Mr Rees-Mogg said there was “no medical reason on current advice” to justify closing parliament, but contingency plans are nevertheless being drawn up given the fact that 650 MPs travel from Westminster to their constituencies most weeks.
One scenario being discussed at Westminster is for elderly members of the House of Lords to stay away if the virus becomes more widespread.
Mr Johnson’s allies said he would face a difficult choice between measures to delay the spread of the virus — so that it peaks in the spring when the NHS is under less pressure — and acting too quickly and causing unnecessary disruption.

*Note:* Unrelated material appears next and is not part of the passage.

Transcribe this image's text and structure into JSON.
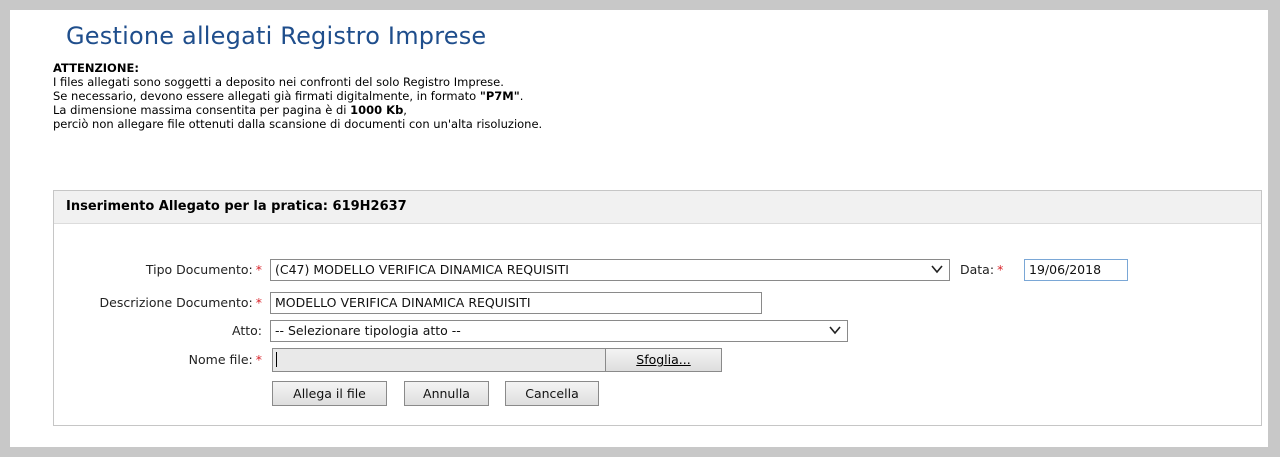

Chris Whitty, chief medical officer, said this week that actions such as reducing mass gatherings and closing schools might be good for the NHS but “some of the things we would have to do would come at a social cost”.
Mr Johnson said on Thursday he was being told for now not to overreact: “At the moment what they are telling me is, actually, slightly counter-intuitively, things like closing schools and stopping big gatherings don’t work as well perhaps as people think in stopping the spread.”
A coronavirus epidemic would also put extreme strain on the British government as it struggles to negotiate a post-Brexit trade deal and prepare complex new border and immigration arrangements before Mr Johnson’s December 31 deadline.
But Downing Street insisted Mr Johnson would not seek an extension to the transition period beyond the end of 2020, while EU chief negotiator Michel Barnier said “for the moment circulation between two countries is open . . . meetings are not forbidden”.
Asked whether the spread of the virus could cause the cancellation of meetings of EU and UK trade negotiators in coming weeks, Mr Barnier added: “We are up to 200 people in the same room. We will take precautions, I promise.”